The flowcharts and/or block diagrams in the figures illustrate the architecture, functionality, and operation of possible implementations of systems, methods, and computer program products according to various embodiments of the present invention. In this regard, each block in the flowchart or block diagrams may represent a module, segment, or portion of instructions, which comprises one or more executable instructions for implementing the specified logical function(s). In some alternative implementations, the functions noted in the block may occur out of the order noted in the figures. For example, two blocks shown in succession may, in fact, be executed substantially concurrently, or the blocks may sometimes be executed in the reverse order, depending upon the functionality involved. It will also be noted that each block of the block diagrams and/or flowchart illustration, and combinations of blocks in the block diagrams and/or flowchart illustration, can be implemented by special purpose hardware-based systems that perform the specified functions or act or carry out combinations of special purpose hardware and computer instructions.
The terminology used herein is for the purpose of describing particular embodiments only and is not intended to limit the present disclosure. As used herein, the singular forms “a”, “an” and “the” are intended to include the plural forms as well, unless the context clearly indicates otherwise. It will further be understood that the terms “comprises” and/or “comprising,” when used in this specification, specify the presence of stated features, integers, steps, operations, elements, and/or components, but do not preclude the presence or addition of one or more other features, integers, steps, operations, elements, components, and/or groups thereof.
The corresponding structures, materials, acts, and equivalents of all means or steps plus function elements in the claims below are intended to include any structure, material, or act for performing the function in combination with other claimed elements, as specifically claimed. The description of the present disclosure has been presented for purposes of illustration and description, but is not intended to be exhaustive or limited to the present disclosure in the form disclosed. Many modifications and variations will be apparent to those of ordinary skills in the art without departing from the scope of the present disclosure. The embodiments are chosen and described in order to explain the principles of the present disclosure and the practical application, and to enable others of ordinary skills in the art to understand the present disclosure for various embodiments with various modifications, as are suited to the particular use contemplated.

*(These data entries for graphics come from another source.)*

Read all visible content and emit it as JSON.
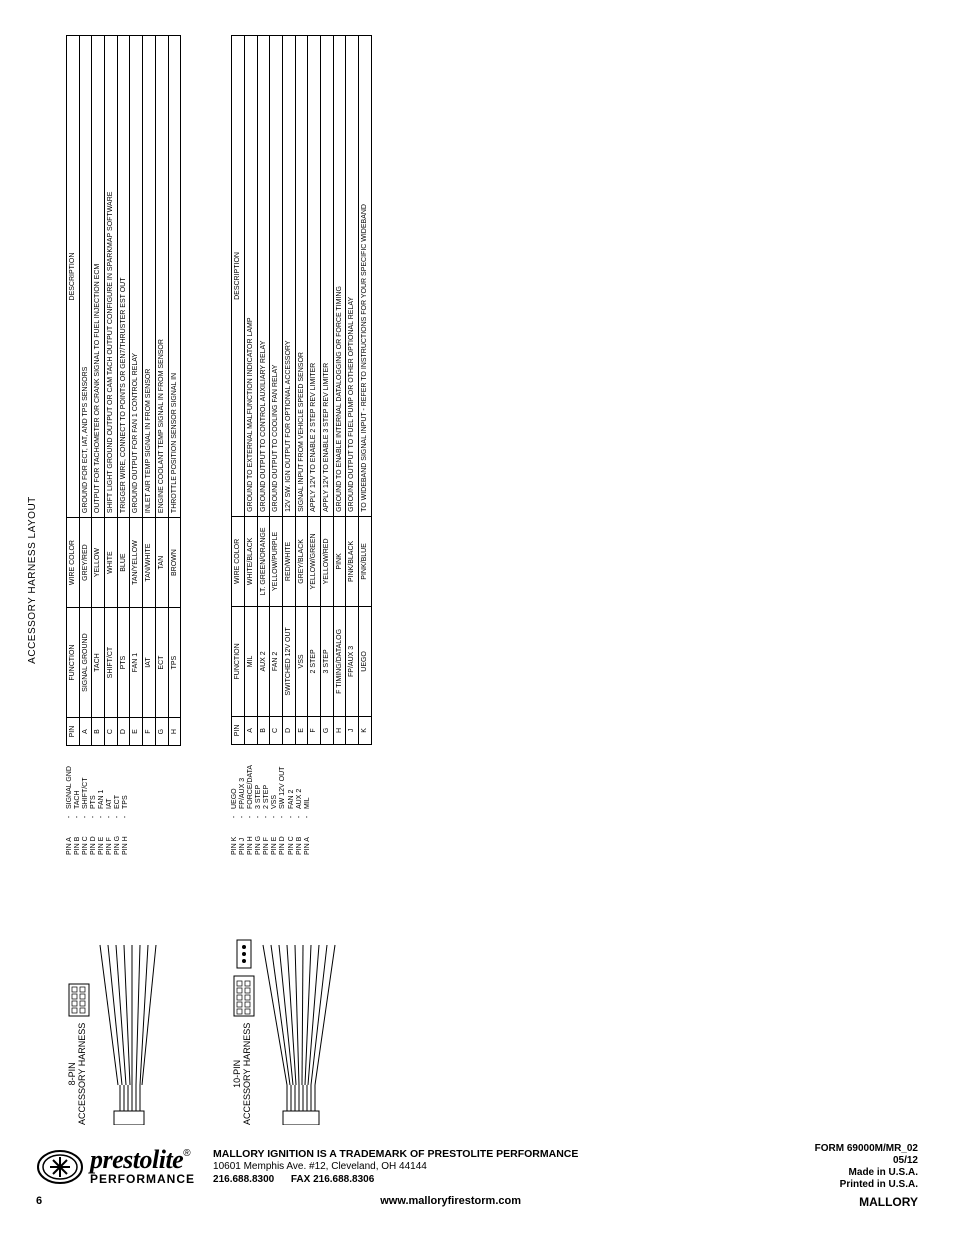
{
  "page_title": "ACCESSORY HARNESS LAYOUT",
  "colors": {
    "text": "#000000",
    "bg": "#ffffff",
    "border": "#000000"
  },
  "harness8": {
    "label_line1": "8-PIN",
    "label_line2": "ACCESSORY HARNESS",
    "legend": [
      {
        "pin": "PIN A",
        "func": "SIGNAL GND"
      },
      {
        "pin": "PIN B",
        "func": "TACH"
      },
      {
        "pin": "PIN C",
        "func": "SHIFT/CT"
      },
      {
        "pin": "PIN D",
        "func": "PTS"
      },
      {
        "pin": "PIN E",
        "func": "FAN 1"
      },
      {
        "pin": "PIN F",
        "func": "IAT"
      },
      {
        "pin": "PIN G",
        "func": "ECT"
      },
      {
        "pin": "PIN H",
        "func": "TPS"
      }
    ],
    "headers": {
      "pin": "PIN",
      "function": "FUNCTION",
      "color": "WIRE COLOR",
      "desc": "DESCRIPTION"
    },
    "rows": [
      {
        "pin": "A",
        "function": "SIGNAL GROUND",
        "color": "GREY/RED",
        "desc": "GROUND FOR ECT, IAT, AND TPS SENSORS"
      },
      {
        "pin": "B",
        "function": "TACH",
        "color": "YELLOW",
        "desc": "OUTPUT FOR TACHOMETER OR CRANK SIGNAL TO FUEL INJECTION ECM"
      },
      {
        "pin": "C",
        "function": "SHIFT/CT",
        "color": "WHITE",
        "desc": "SHIFT LIGHT GROUND OUTPUT OR CAM TACH OUTPUT CONFIGURE IN SPARKMAP SOFTWARE"
      },
      {
        "pin": "D",
        "function": "PTS",
        "color": "BLUE",
        "desc": "TRIGGER WIRE, CONNECT TO POINTS OR GEN7/THRUSTER EST OUT"
      },
      {
        "pin": "E",
        "function": "FAN 1",
        "color": "TAN/YELLOW",
        "desc": "GROUND OUTPUT FOR FAN 1 CONTROL RELAY"
      },
      {
        "pin": "F",
        "function": "IAT",
        "color": "TAN/WHITE",
        "desc": "INLET AIR TEMP SIGNAL IN FROM SENSOR"
      },
      {
        "pin": "G",
        "function": "ECT",
        "color": "TAN",
        "desc": "ENGINE COOLANT TEMP SIGNAL IN FROM SENSOR"
      },
      {
        "pin": "H",
        "function": "TPS",
        "color": "BROWN",
        "desc": "THROTTLE POSITION SENSOR SIGNAL IN"
      }
    ]
  },
  "harness10": {
    "label_line1": "10-PIN",
    "label_line2": "ACCESSORY HARNESS",
    "legend": [
      {
        "pin": "PIN K",
        "func": "UEGO"
      },
      {
        "pin": "PIN J",
        "func": "FP/AUX 3"
      },
      {
        "pin": "PIN H",
        "func": "FORCE/DATA"
      },
      {
        "pin": "PIN G",
        "func": "3 STEP"
      },
      {
        "pin": "PIN F",
        "func": "2 STEP"
      },
      {
        "pin": "PIN E",
        "func": "VSS"
      },
      {
        "pin": "PIN D",
        "func": "SW 12V OUT"
      },
      {
        "pin": "PIN C",
        "func": "FAN 2"
      },
      {
        "pin": "PIN B",
        "func": "AUX 2"
      },
      {
        "pin": "PIN A",
        "func": "MIL"
      }
    ],
    "headers": {
      "pin": "PIN",
      "function": "FUNCTION",
      "color": "WIRE COLOR",
      "desc": "DESCRIPTION"
    },
    "rows": [
      {
        "pin": "A",
        "function": "MIL",
        "color": "WHITE/BLACK",
        "desc": "GROUND TO EXTERNAL MALFUNCTION INDICATOR LAMP"
      },
      {
        "pin": "B",
        "function": "AUX 2",
        "color": "LT. GREEN/ORANGE",
        "desc": "GROUND OUTPUT TO CONTROL AUXILIARY RELAY"
      },
      {
        "pin": "C",
        "function": "FAN 2",
        "color": "YELLOW/PURPLE",
        "desc": "GROUND OUTPUT TO COOLING FAN RELAY"
      },
      {
        "pin": "D",
        "function": "SWITCHED 12V OUT",
        "color": "RED/WHITE",
        "desc": "12V SW. IGN OUTPUT FOR OPTIONAL ACCESSORY"
      },
      {
        "pin": "E",
        "function": "VSS",
        "color": "GREY/BLACK",
        "desc": "SIGNAL INPUT FROM VEHICLE SPEED SENSOR"
      },
      {
        "pin": "F",
        "function": "2 STEP",
        "color": "YELLOW/GREEN",
        "desc": "APPLY 12V TO ENABLE 2 STEP REV LIMITER"
      },
      {
        "pin": "G",
        "function": "3 STEP",
        "color": "YELLOW/RED",
        "desc": "APPLY 12V TO ENABLE 3 STEP REV LIMITER"
      },
      {
        "pin": "H",
        "function": "F TIMING/DATALOG",
        "color": "PINK",
        "desc": "GROUND TO ENABLE INTERNAL DATALOGGING OR FORCE TIMING"
      },
      {
        "pin": "J",
        "function": "FP/AUX 3",
        "color": "PINK/BLACK",
        "desc": "GROUND OUTPUT TO FUEL PUMP OR OTHER OPTIONAL RELAY"
      },
      {
        "pin": "K",
        "function": "UEGO",
        "color": "PINK/BLUE",
        "desc": "TO WIDEBAND SIGNAL INPUT - REFER TO INSTRUCTIONS FOR YOUR SPECIFIC WIDEBAND"
      }
    ]
  },
  "footer": {
    "logo_top": "prestolite",
    "logo_reg": "®",
    "logo_bottom": "PERFORMANCE",
    "mid_line1": "MALLORY IGNITION IS A TRADEMARK OF PRESTOLITE PERFORMANCE",
    "mid_line2": "10601 Memphis Ave. #12, Cleveland, OH 44144",
    "mid_line3_a": "216.688.8300",
    "mid_line3_b": "FAX 216.688.8306",
    "right_form": "FORM 69000M/MR_02",
    "right_date": "05/12",
    "right_made": "Made in U.S.A.",
    "right_printed": "Printed in U.S.A.",
    "bar_page": "6",
    "bar_url": "www.malloryfirestorm.com",
    "bar_brand": "MALLORY"
  }
}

The descriptions of the various embodiments of the present disclosure have been presented for purposes of illustration, but are not intended to be exhaustive or limited to the embodiments disclosed. Many modifications and variations will be apparent to those of ordinary skill in the art without departing from the scope and spirit of the described embodiments. The terminology used herein was chosen to explain the principles of the embodiments, the practical application or technical improvement over technologies found in the marketplace, or to enable others of ordinary skill in the art to understand the embodiments disclosed herein.